Despite an improved economy and rising employment, the picture is far from rosy for the average low- to moderate-income worker. Wages have stagnated or fallen. One in four jobs pays a low-wage of less than $23,283 a year and often lacks benefits such as health insurance, retirement accounts and paid sick leave.
For these workers, steady employment does not translate into financial security. Even families with solid middle class incomes struggle to save for a more prosperous future. A remarkable 44 percent of U.S. households are "liquid asset poor," meaning they don't have enough savings to live at the poverty level for just three months if faced with a job loss or other emergency, according to research by my organization, the Corporation for Enterprise Development (CFED). One in five of these families earns $56,111 to $91,356 annually.

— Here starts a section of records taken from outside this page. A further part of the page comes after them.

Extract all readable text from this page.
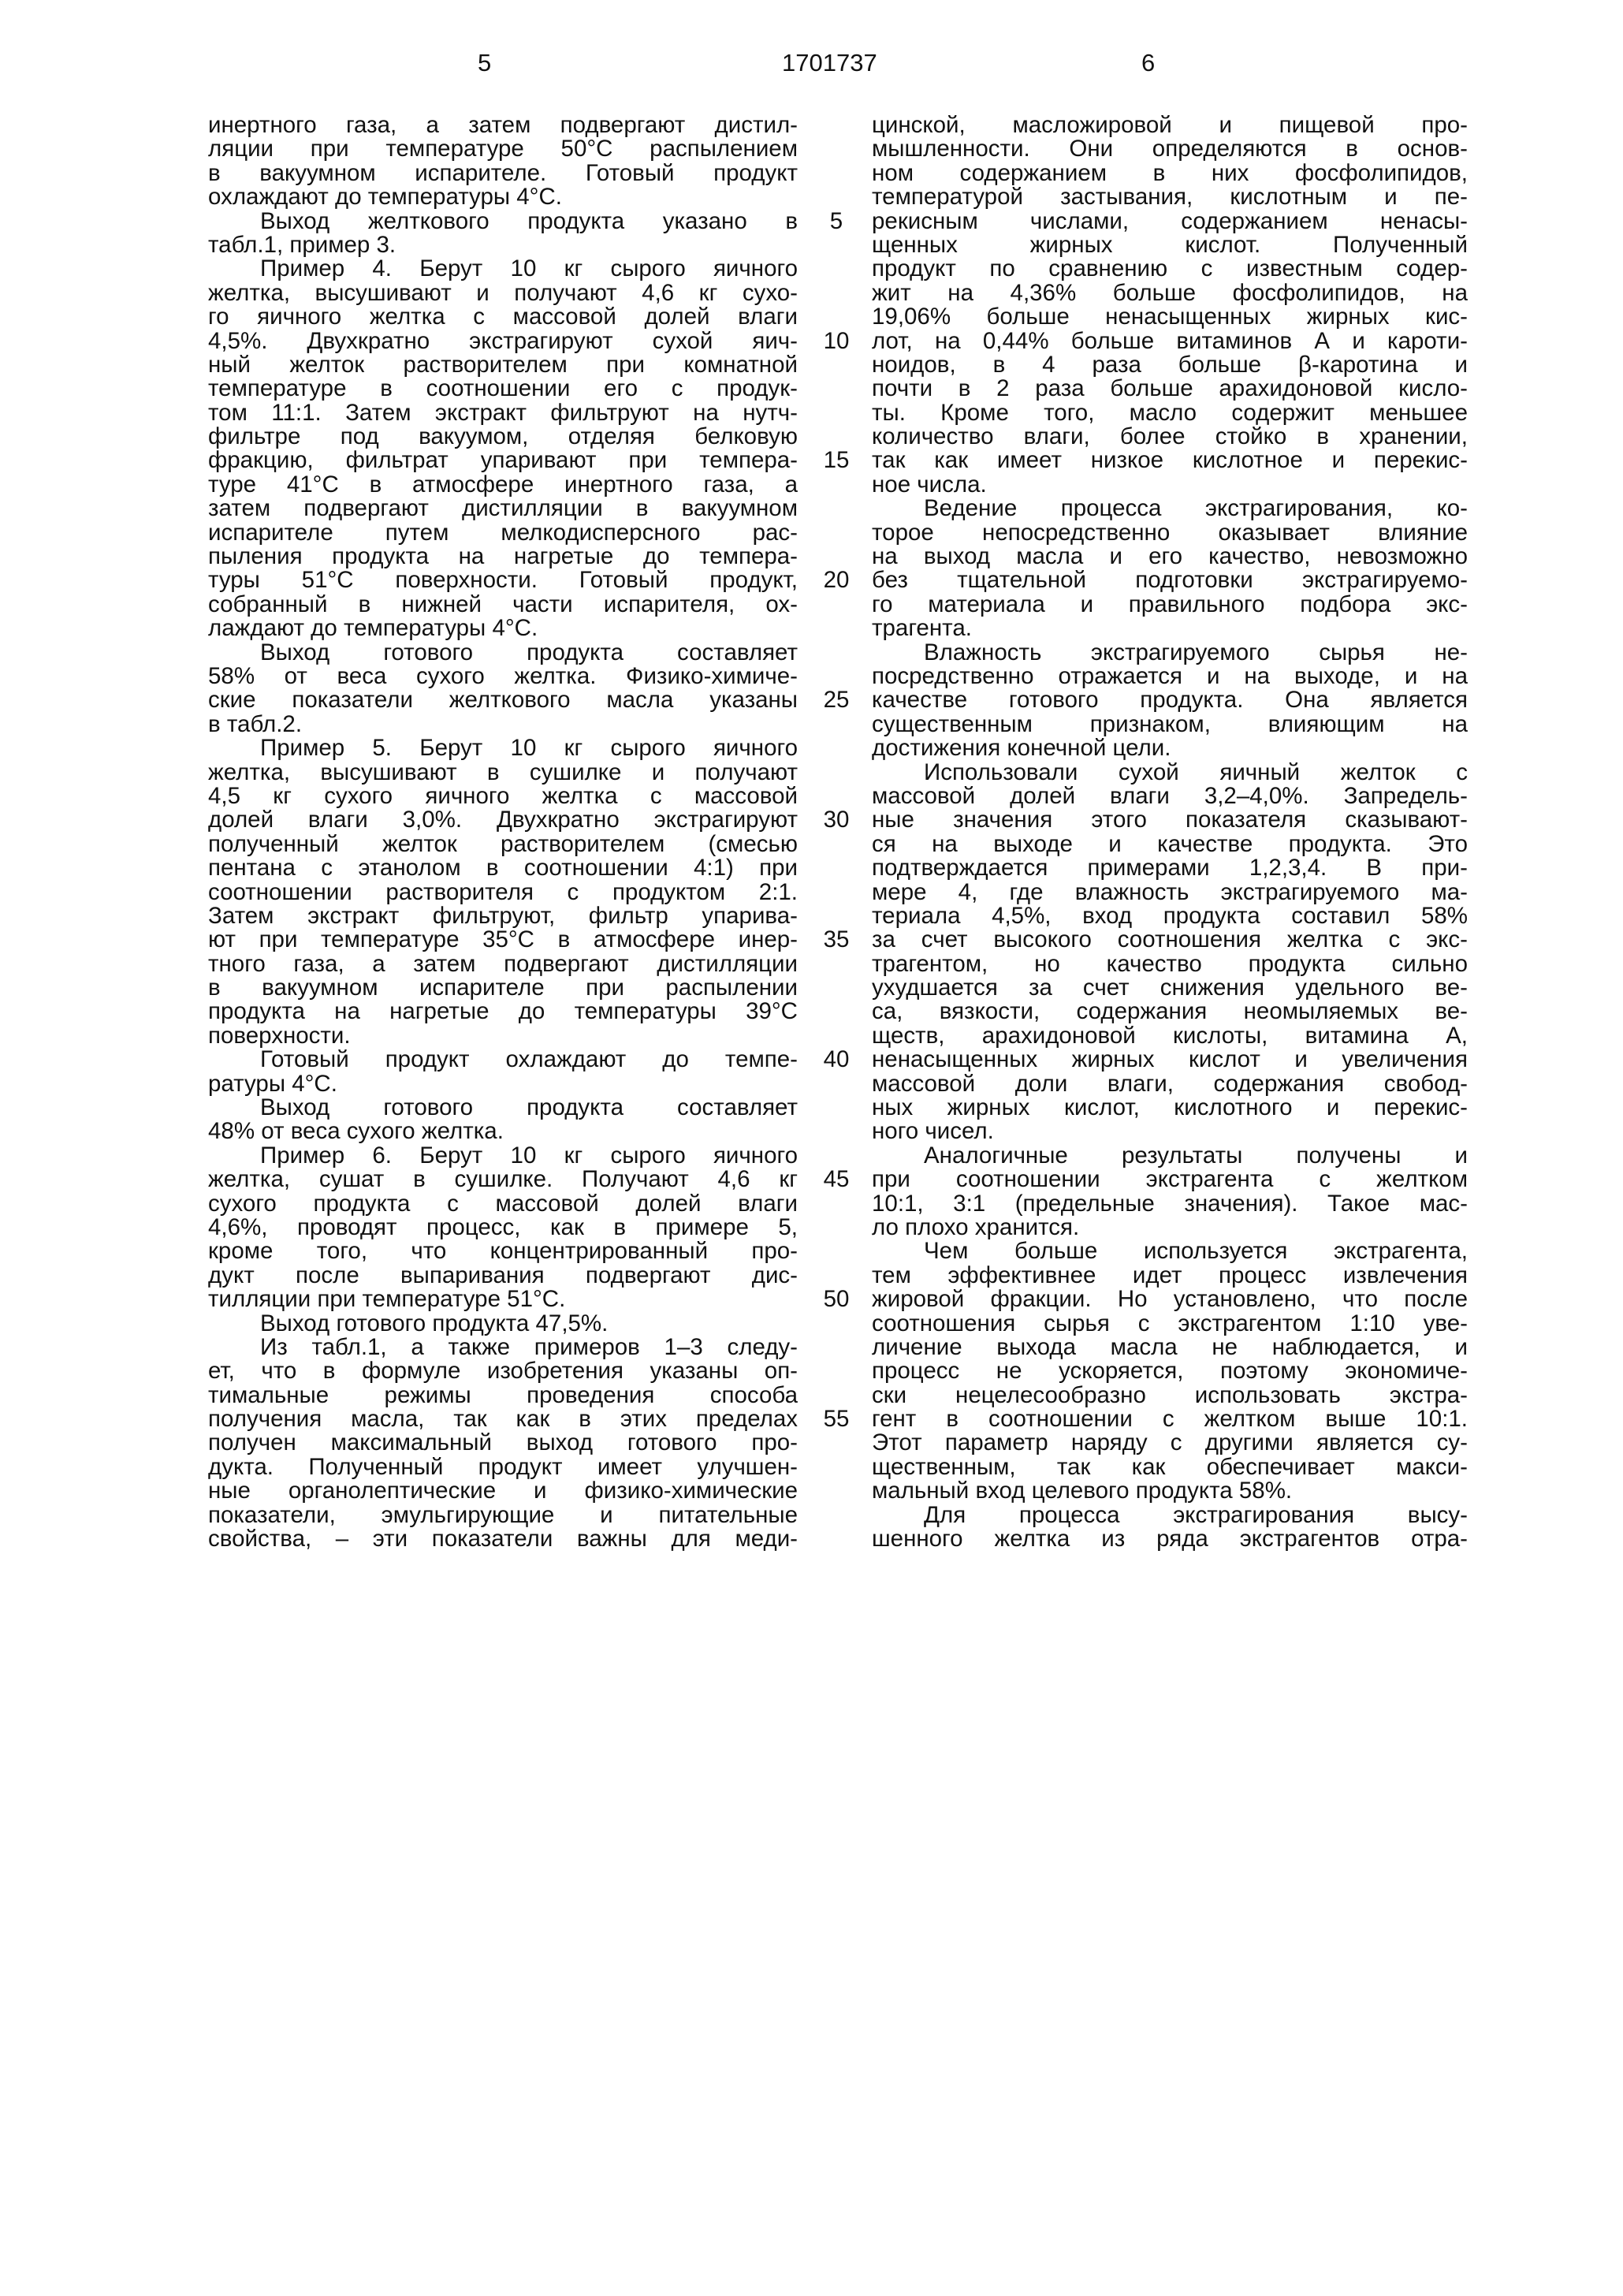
5	1701737	6
инертного газа, а затем подвергают дистил-
ляции при температуре 50°С распылением
в вакуумном испарителе. Готовый продукт
охлаждают до температуры 4°С.
Выход желткового продукта указано в
табл.1, пример 3.
Пример 4. Берут 10 кг сырого яичного
желтка, высушивают и получают 4,6 кг сухо-
го яичного желтка с массовой долей влаги
4,5%. Двухкратно экстрагируют сухой яич-
ный желток растворителем при комнатной
температуре в соотношении его с продук-
том 11:1. Затем экстракт фильтруют на нутч-
фильтре под вакуумом, отделяя белковую
фракцию, фильтрат упаривают при темпера-
туре 41°С в атмосфере инертного газа, а
затем подвергают дистилляции в вакуумном
испарителе путем мелкодисперсного рас-
пыления продукта на нагретые до темпера-
туры 51°С поверхности. Готовый продукт,
собранный в нижней части испарителя, ох-
лаждают до температуры 4°С.
Выход готового продукта составляет
58% от веса сухого желтка. Физико-химиче-
ские показатели желткового масла указаны
в табл.2.
Пример 5. Берут 10 кг сырого яичного
желтка, высушивают в сушилке и получают
4,5 кг сухого яичного желтка с массовой
долей влаги 3,0%. Двухкратно экстрагируют
полученный желток растворителем (смесью
пентана с этанолом в соотношении 4:1) при
соотношении растворителя с продуктом 2:1.
Затем экстракт фильтруют, фильтр упарива-
ют при температуре 35°С в атмосфере инер-
тного газа, а затем подвергают дистилляции
в вакуумном испарителе при распылении
продукта на нагретые до температуры 39°С
поверхности.
Готовый продукт охлаждают до темпе-
ратуры 4°С.
Выход готового продукта составляет
48% от веса сухого желтка.
Пример 6. Берут 10 кг сырого яичного
желтка, сушат в сушилке. Получают 4,6 кг
сухого продукта с массовой долей влаги
4,6%, проводят процесс, как в примере 5,
кроме того, что концентрированный про-
дукт после выпаривания подвергают дис-
тилляции при температуре 51°С.
Выход готового продукта 47,5%.
Из табл.1, а также примеров 1–3 следу-
ет, что в формуле изобретения указаны оп-
тимальные режимы проведения способа
получения масла, так как в этих пределах
получен максимальный выход готового про-
дукта. Полученный продукт имеет улучшен-
ные органолептические и физико-химические
показатели, эмульгирующие и питательные
свойства, – эти показатели важны для меди-
5
10
15
20
25
30
35
40
45
50
55
цинской, масложировой и пищевой про-
мышленности. Они определяются в основ-
ном содержанием в них фосфолипидов,
температурой застывания, кислотным и пе-
рекисным числами, содержанием ненасы-
щенных жирных кислот. Полученный
продукт по сравнению с известным содер-
жит на 4,36% больше фосфолипидов, на
19,06% больше ненасыщенных жирных кис-
лот, на 0,44% больше витаминов А и кароти-
ноидов, в 4 раза больше β-каротина и
почти в 2 раза больше арахидоновой кисло-
ты. Кроме того, масло содержит меньшее
количество влаги, более стойко в хранении,
так как имеет низкое кислотное и перекис-
ное числа.
Ведение процесса экстрагирования, ко-
торое непосредственно оказывает влияние
на выход масла и его качество, невозможно
без тщательной подготовки экстрагируемо-
го материала и правильного подбора экс-
трагента.
Влажность экстрагируемого сырья не-
посредственно отражается и на выходе, и на
качестве готового продукта. Она является
существенным признаком, влияющим на
достижения конечной цели.
Использовали сухой яичный желток с
массовой долей влаги 3,2–4,0%. Запредель-
ные значения этого показателя сказывают-
ся на выходе и качестве продукта. Это
подтверждается примерами 1,2,3,4. В при-
мере 4, где влажность экстрагируемого ма-
териала 4,5%, вход продукта составил 58%
за счет высокого соотношения желтка с экс-
трагентом, но качество продукта сильно
ухудшается за счет снижения удельного ве-
са, вязкости, содержания неомыляемых ве-
ществ, арахидоновой кислоты, витамина А,
ненасыщенных жирных кислот и увеличения
массовой доли влаги, содержания свобод-
ных жирных кислот, кислотного и перекис-
ного чисел.
Аналогичные результаты получены и
при соотношении экстрагента с желтком
10:1, 3:1 (предельные значения). Такое мас-
ло плохо хранится.
Чем больше используется экстрагента,
тем эффективнее идет процесс извлечения
жировой фракции. Но установлено, что после
соотношения сырья с экстрагентом 1:10 уве-
личение выхода масла не наблюдается, и
процесс не ускоряется, поэтому экономиче-
ски нецелесообразно использовать экстра-
гент в соотношении с желтком выше 10:1.
Этот параметр наряду с другими является су-
щественным, так как обеспечивает макси-
мальный вход целевого продукта 58%.
Для процесса экстрагирования высу-
шенного желтка из ряда экстрагентов отра-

These households face a level of financial stress that not only stifles their financial futures, but can also affect job performance. Stress -- especially financial stress -- has long been associated with diminished worker productivity, including more missed days of work. One study found that 15 percent of workers face so much financial stress that their productivity suffers. Significant links have also been found between financial stress and personal and work satisfaction.
Employers can't afford to ignore this problem. Helping workers better manage their finances and save more effectively should be part of any comprehensive work benefits package.
The workplace is an ideal setting for addressing financial challenges since many employees already meet with human resource or finance personnel to discuss personal finance matters such as direct deposit, retirement benefits and health insurance.
A survey by the Society for Human Resource Management found that a little more than half of employers do offer at least some type of financial education to those on their payroll. But employers need to do more than provide a few lunch-hour financial education sessions to workers.
Research consistently shows that programs focused solely on financial literacy rarely lead to behavioral changes. Instead, workplace financial wellness programs should build financial knowledge while providing the services and resources employees need to effectively navigate their financial lives. These programs need to help workers become financially capable, not simply more financially literate.
Offering employees the services of a financial coach is a good place to start. Coaches assist clients in changing their financial behaviors and taking small steps to improve finances. For example, a state-sponsored program in Delaware called $tand By Me is used by employers to offer customized financial coaching that meets the needs of individual workers. Results show significant payoffs for employees, including reduced debt and improved credit scores among participants. Employers who have made a financial coach available report increased job retention and happier employees.
Workplace-based financial capability programs can also play an important role in connecting workers with appropriate and affordable financial products. This includes helping consumers gain access to bank accounts, non-predatory loans and retirement savings accounts. The State Employee Credit Union in North Carolina, for instance, offers short-term loans with low interest rates to state employees as alternatives to predatory payday loans. This allows employees to cover unexpected costs without being charged exorbitant fees and interest rates that trap them in a cycle of debt.
Finally, employers should connect workers to programs that encourage savings. According to the U.S. Financial Diaries just 7% of households are able to meet their emergency savings goals. Programs like myRA, which is administered by the U.S. Department of Treasury, allow employees to automatically contribute to a savings account through payroll deductions. Although the accounts are primarily for retirement savings, contributions can be withdrawn at any time without penalties.
Offering financial capability services to workers should not be seen as a substitute for quality jobs that provide a livable wage. Instead, they should be part of a comprehensive package of workplace benefits that provide employees with the tools they need to succeed financially and become more effective on the job.